Define what constitutes a "meaningful change" that warrants user notification and AI summarization. Eko's core principle is meaningful change gating—no summary without detected meaningful change.

Core Principle

Delta-first — Change summaries, not page content

Eko detects and reports changes to pages, not the pages themselves.
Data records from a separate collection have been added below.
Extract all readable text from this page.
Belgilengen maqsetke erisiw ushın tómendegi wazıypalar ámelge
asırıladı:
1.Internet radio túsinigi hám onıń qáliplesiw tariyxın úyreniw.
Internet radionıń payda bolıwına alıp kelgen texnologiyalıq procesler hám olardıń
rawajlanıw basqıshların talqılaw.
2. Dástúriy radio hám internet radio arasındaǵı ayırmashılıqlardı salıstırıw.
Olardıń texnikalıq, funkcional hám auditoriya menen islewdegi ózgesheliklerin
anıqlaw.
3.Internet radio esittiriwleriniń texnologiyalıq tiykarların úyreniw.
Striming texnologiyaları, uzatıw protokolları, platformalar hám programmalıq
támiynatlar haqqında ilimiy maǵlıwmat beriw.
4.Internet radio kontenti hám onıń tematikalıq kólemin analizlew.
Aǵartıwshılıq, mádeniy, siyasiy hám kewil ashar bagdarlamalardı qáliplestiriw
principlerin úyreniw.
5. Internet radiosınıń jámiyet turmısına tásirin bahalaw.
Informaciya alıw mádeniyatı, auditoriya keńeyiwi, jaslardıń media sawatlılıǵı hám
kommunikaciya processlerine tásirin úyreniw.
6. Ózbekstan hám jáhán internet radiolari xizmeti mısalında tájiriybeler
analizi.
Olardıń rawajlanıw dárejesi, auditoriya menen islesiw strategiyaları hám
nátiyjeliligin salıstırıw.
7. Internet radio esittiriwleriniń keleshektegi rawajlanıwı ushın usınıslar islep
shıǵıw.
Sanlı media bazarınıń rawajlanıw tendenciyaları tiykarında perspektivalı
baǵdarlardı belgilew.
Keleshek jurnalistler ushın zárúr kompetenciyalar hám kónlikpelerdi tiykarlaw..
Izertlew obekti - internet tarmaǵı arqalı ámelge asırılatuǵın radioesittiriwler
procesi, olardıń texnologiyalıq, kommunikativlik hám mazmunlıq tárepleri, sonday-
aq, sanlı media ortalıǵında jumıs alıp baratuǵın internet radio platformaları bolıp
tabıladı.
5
A change is only meaningful if it represents actionable information for the user.

Change Types

TypeDescriptionMeaningful?
initialFirst baseline captureAlways (establishes baseline)
content_changeText/content differs from previous hashYes, if above threshold
structure_changeSection structure reorganizedYes, if significant

Detection Flow

Fetch page content
        ↓
Normalize content (strip noise)
        ↓
Compute content_hash (SHA-256)
        ↓
Compare with previous check
        ↓
If different → Compute section_hashes
        ↓
Calculate estimated_change_percentage
        ↓
Apply meaningful threshold
        ↓
If meaningful → Create page_change_event → Trigger summarization

Thresholds

MetricThresholdAction
Hash differsAny changePotential change detected
Section change %≥ 5%Classified as meaningful
Large change %≥ 15%Consider render escalation

What is NOT Meaningful

These changes are filtered out as cosmetic/noise:

  • Timestamps/dates: "Last updated: Dec 18" changing daily
  • Ad rotation: Banner ads, promotional slots
  • Session content: User-specific greetings, cart counts
  • Whitespace changes: Formatting without content change
  • Tracking parameters: Analytics query strings
  • CSRF tokens: Hidden form fields
  • Cache busters: Random version strings

Content Normalization

Before hashing, content is normalized to reduce false positives:

  1. Strip HTML tags (keep text content)
  2. Normalize whitespace (collapse multiple spaces/newlines)
  3. Remove common noise patterns (dates, session IDs)
  4. Extract semantic sections (headings + content blocks)

Section-Level Detection

The section_hashes JSONB column stores minimal metadata for granular detection:

interface SectionMeta {
  id: string      // Unique section identifier
  hash: string    // SHA-256 of section content
  heading?: string // Section heading text
}

This enables:

  • Identifying which sections changed
  • Calculating change percentage
  • Providing context for summarization

Estimated Change Percentage

estimated_change_percentage =
  (changed_sections / total_sections) * 100

Stored in page_change_events.diff_metadata.estimated_change_percentage.

diff_metadata Structure

interface DiffMetadata {
  type: 'initial' | 'content_change' | 'structure_change'
  sections_changed: string[]  // IDs of changed sections
  estimated_change_percentage: number  // 0-100
}

First Check Handling

The first check for a URL is always marked as:

  • has_change: true (establishes baseline)
  • diff_metadata.type: 'initial'
  • No summary generated (nothing to compare against)

User Note Integration

The pages.user_note field provides intent context:

  • Helps determine if a detected change is relevant to user's stated purpose
  • Guides AI summarization to focus on user's concerns
  • Does not affect change detection (detection is objective)

Implementation Files

  • Content normalization: packages/shared/src/content-normalizer.ts
  • Hash computation: packages/shared/src/utils.ts (sha256)
  • Change detection: apps/worker-tracker/src/processor.ts